I know that this is a known theorem but I can't find its proof. The theorem is:
The write-contention of any $n$-process wait-free consensus algorithm (implemented from any read-modify-write operations) is $n$.
Can someone link me to a proof or an explanation?
This is the classical "critical-state argument", also called "bivalence argument", used by Fischer, Lynch, and Paterson to prove the impossibility of consensus in an asynchronous message-passing system where one processor may fail.
For (wait-free) binary consensus, the critical-state argument says that there must exist a state S of the system such that both decisions are still possible starting from S, but for every immediate successor S' of S the decision is determined. Thus we can partition the processors into two teams $\Pi_0$ and $\Pi_1$ such that a step of a processor from team $\Pi_0$ from S eventually results in decision 0 while a step of a processor from team $\Pi_1$ from S eventually results in the decision 1.
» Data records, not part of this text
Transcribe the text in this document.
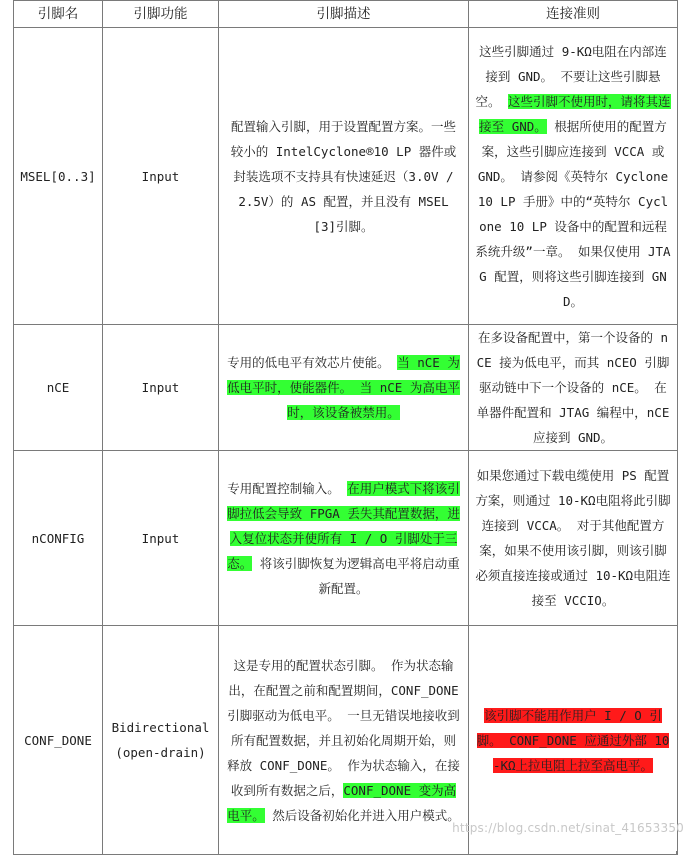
引脚名	引脚功能	引脚描述	连接准则
MSEL[0..3]	Input	配置输入引脚，用于设置配置方案。一些较小的 IntelCyclone®10 LP 器件或封装选项不支持具有快速延迟（3.0V / 2.5V）的 AS 配置，并且没有 MSEL [3]引脚。	这些引脚通过 9-KΩ电阻在内部连接到 GND。 不要让这些引脚悬空。 这些引脚不使用时，请将其连接至 GND。 根据所使用的配置方案，这些引脚应连接到 VCCA 或 GND。 请参阅《英特尔 Cyclone 10 LP 手册》中的“英特尔 Cyclone 10 LP 设备中的配置和远程系统升级”一章。 如果仅使用 JTAG 配置，则将这些引脚连接到 GND。
nCE	Input	专用的低电平有效芯片使能。 当 nCE 为低电平时，使能器件。 当 nCE 为高电平时，该设备被禁用。	在多设备配置中，第一个设备的 nCE 接为低电平，而其 nCEO 引脚驱动链中下一个设备的 nCE。 在单器件配置和 JTAG 编程中，nCE 应接到 GND。
nCONFIG	Input	专用配置控制输入。 在用户模式下将该引脚拉低会导致 FPGA 丢失其配置数据，进入复位状态并使所有 I / O 引脚处于三态。 将该引脚恢复为逻辑高电平将启动重新配置。	如果您通过下载电缆使用 PS 配置方案，则通过 10-KΩ电阻将此引脚连接到 VCCA。 对于其他配置方案，如果不使用该引脚，则该引脚必须直接连接或通过 10-KΩ电阻连接至 VCCIO。
CONF_DONE	Bidirectional (open-drain)	这是专用的配置状态引脚。 作为状态输出，在配置之前和配置期间，CONF_DONE 引脚驱动为低电平。 一旦无错误地接收到所有配置数据，并且初始化周期开始，则释放 CONF_DONE。 作为状态输入，在接收到所有数据之后，CONF_DONE 变为高电平。 然后设备初始化并进入用户模式。	该引脚不能用作用户 I / O 引脚。 CONF_DONE 应通过外部 10-KΩ上拉电阻上拉至高电平。
https://blog.csdn.net/sinat_41653350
Now suppose that, in S, the next step of processor $p_0$ is to modify object $O_1$, and the next step of processor $p_1$ is to modify object $O_2\neq O_1$. Wlog we can assume $p_0\in\Pi_0$ and $p_1\in\Pi_1$. Since $O_2\neq O_1$, the steps of $p_0$ and $p_1$ commute and lead to the same state S'' regardless of their order. Moreover, since $p_0\in\Pi_0$, the consensus decision from S'' is 0. However, since $p_1\in\Pi_1$, the consensus decision from S'' is also 1, which is a contradiction.
The case in which some processors are about to perform a pure read operation similarly leads to a contradiction.
We conclude that in state S, all processors are about to modify the same object. Thus in any consensus algorithm there is at least one system state in which all processors are about to modify the same object.